The death of a moon cowboy

I am a somewhat-youth with ideas and thoughts and too many dreams that sometimes overflow as these little dribblings from my fingertips. I guess you can try to collect and capture them.


Wednesday, August 25, 2010

The city's own silence

I stole out from the club and it was snowing
a wet snow like rain,
sifting down it spat my cheeks and didn't stick,
went right through to the skin,
made wetter my shirt and
dampened the smell of smoke.

Walking I watched the halfbright
streetlamps lighting
the weak February blizzard--
the cineplex neon
hummed and the power station hummed
and a bum with his back leaned soaked
against old walls asked for change.

The white 1910 brickwork of Redman Records,
shiny and wet under stone-carved Indian busts
like it was painted yesterday,
streaks of nonsense graffiti blackened
by its rusted entrance gate.

A raingutter poured and splashed a river
ephemeral, a small misplaced waterfall
next to a taxi waiting muted,
blinker flashing soundless streaks.

Some barren dripping winter trees, small
and landscaped accordingly.
The empty lot only mud now (and above it
the storage building I explored once when it was empty:
all puddles and exposed steel beams,
black stairwells leading to beds of the homeless).

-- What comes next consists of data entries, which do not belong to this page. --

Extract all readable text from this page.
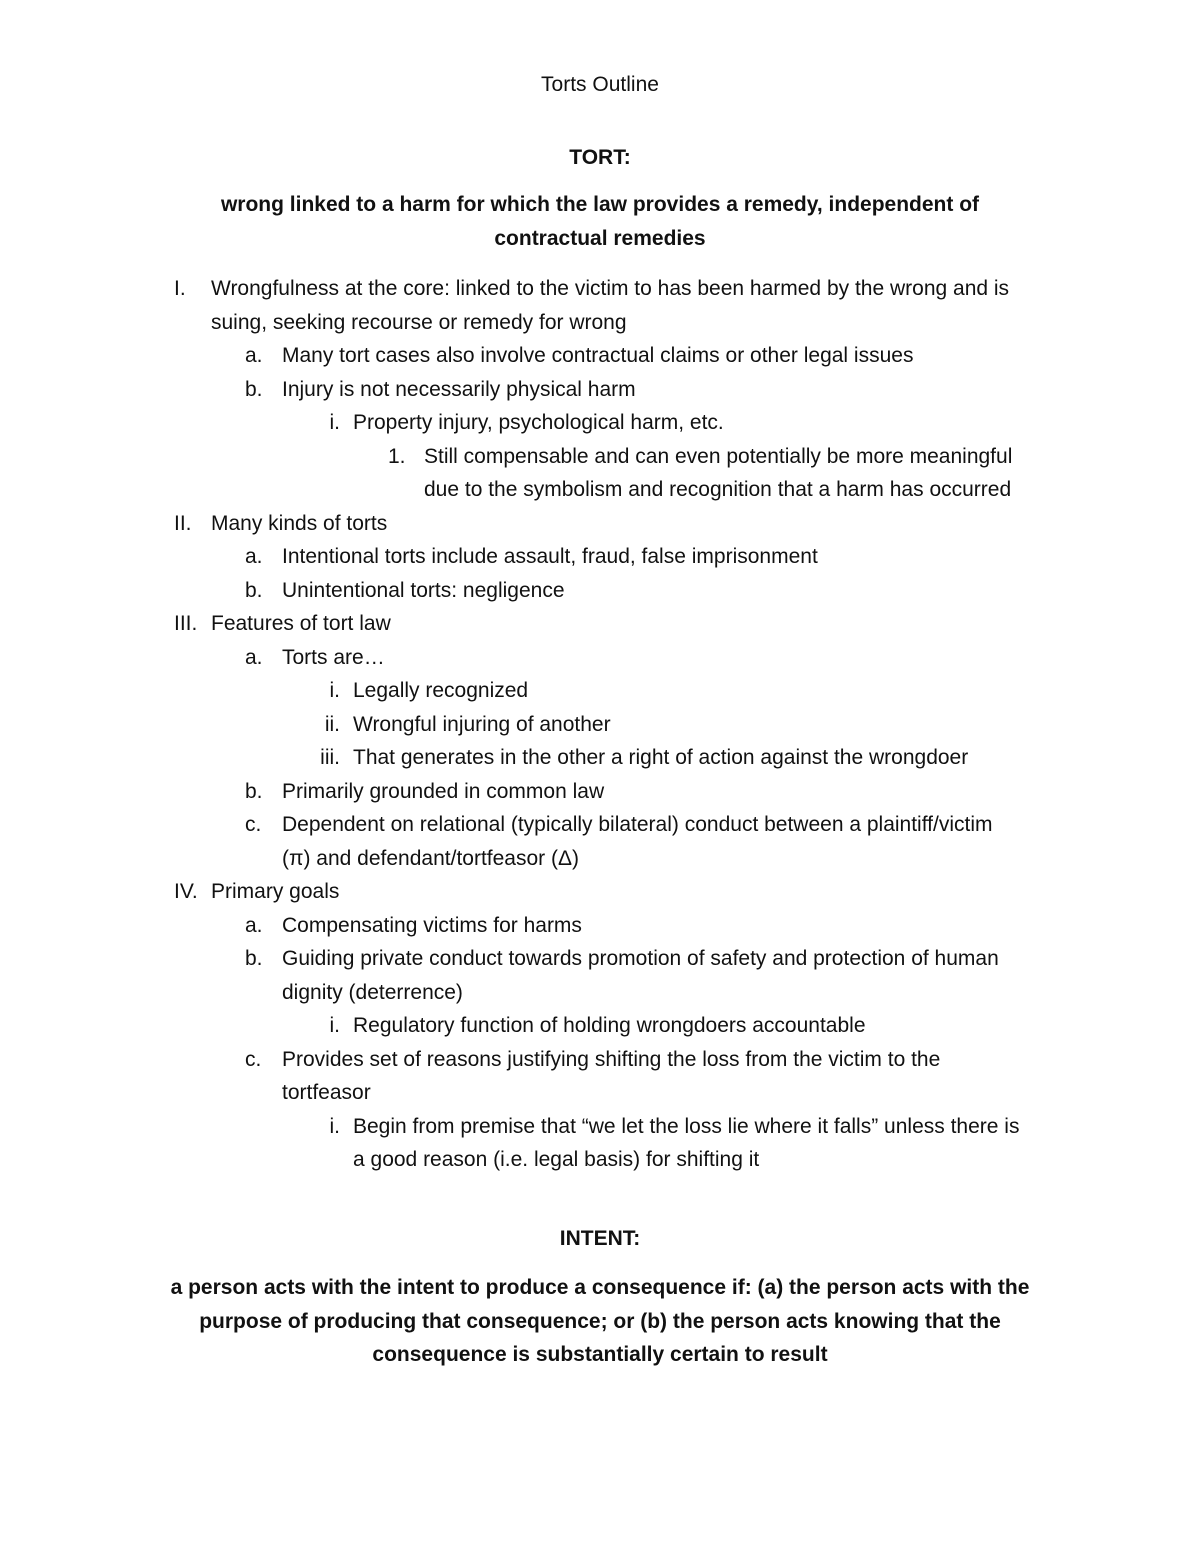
Torts Outline
TORT:
wrong linked to a harm for which the law provides a remedy, independent of contractual remedies
I. Wrongfulness at the core: linked to the victim to has been harmed by the wrong and is suing, seeking recourse or remedy for wrong
a. Many tort cases also involve contractual claims or other legal issues
b. Injury is not necessarily physical harm
i. Property injury, psychological harm, etc.
1. Still compensable and can even potentially be more meaningful due to the symbolism and recognition that a harm has occurred
II. Many kinds of torts
a. Intentional torts include assault, fraud, false imprisonment
b. Unintentional torts: negligence
III. Features of tort law
a. Torts are…
i. Legally recognized
ii. Wrongful injuring of another
iii. That generates in the other a right of action against the wrongdoer
b. Primarily grounded in common law
c. Dependent on relational (typically bilateral) conduct between a plaintiff/victim (π) and defendant/tortfeasor (Δ)
IV. Primary goals
a. Compensating victims for harms
b. Guiding private conduct towards promotion of safety and protection of human dignity (deterrence)
i. Regulatory function of holding wrongdoers accountable
c. Provides set of reasons justifying shifting the loss from the victim to the tortfeasor
i. Begin from premise that “we let the loss lie where it falls” unless there is a good reason (i.e. legal basis) for shifting it
INTENT:
a person acts with the intent to produce a consequence if: (a) the person acts with the purpose of producing that consequence; or (b) the person acts knowing that the consequence is substantially certain to result
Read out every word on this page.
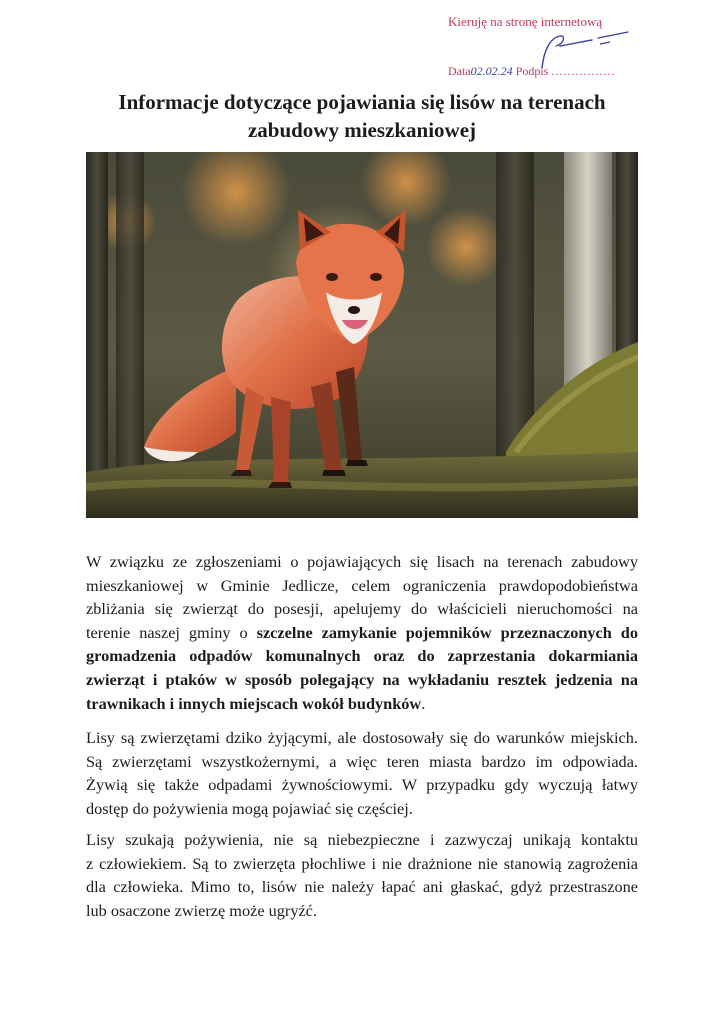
Kieruję na stronę internetową
Data02.02.24 Podpis ................
Informacje dotyczące pojawiania się lisów na terenach
zabudowy mieszkaniowej
W związku ze zgłoszeniami o pojawiających się lisach na terenach zabudowy
mieszkaniowej w Gminie Jedlicze, celem ograniczenia prawdopodobieństwa
zbliżania się zwierząt do posesji, apelujemy do właścicieli nieruchomości na
terenie naszej gminy o szczelne zamykanie pojemników przeznaczonych do
gromadzenia odpadów komunalnych oraz do zaprzestania dokarmiania
zwierząt i ptaków w sposób polegający na wykładaniu resztek jedzenia na
trawnikach i innych miejscach wokół budynków.
Lisy są zwierzętami dziko żyjącymi, ale dostosowały się do warunków miejskich.
Są zwierzętami wszystkożernymi, a więc teren miasta bardzo im odpowiada.
Żywią się także odpadami żywnościowymi. W przypadku gdy wyczują łatwy
dostęp do pożywienia mogą pojawiać się częściej.
Lisy szukają pożywienia, nie są niebezpieczne i zazwyczaj unikają kontaktu
z człowiekiem. Są to zwierzęta płochliwe i nie drażnione nie stanowią zagrożenia
dla człowieka. Mimo to, lisów nie należy łapać ani głaskać, gdyż przestraszone
lub osaczone zwierzę może ugryźć.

Over wet staggered blocks of sidewalk
I sloshed and felt it rough on my toes,
I thought of lying across a wet parkbench
here in this sleepy dark, looking up to the
rushing endless flakes and
counting myself among them,
just one thing in a volley of uncountable things,
drifting over Salt Lake City and
its mudded walkways, shouldered buildings,
shoestring tenements,
haphazard midnight dreams--

I walked alone on the vacant streets
and supposed the ringing in my ears
was the city's own silence.

--- ---

In February of this year I saw Cursive and Alkaline Trio at In the Venue in Salt Lake. I came out to this snow, and I fumbled around in it and wanted to remain in it a while, and instead got into my car as it warmed and jotted some things in my journal.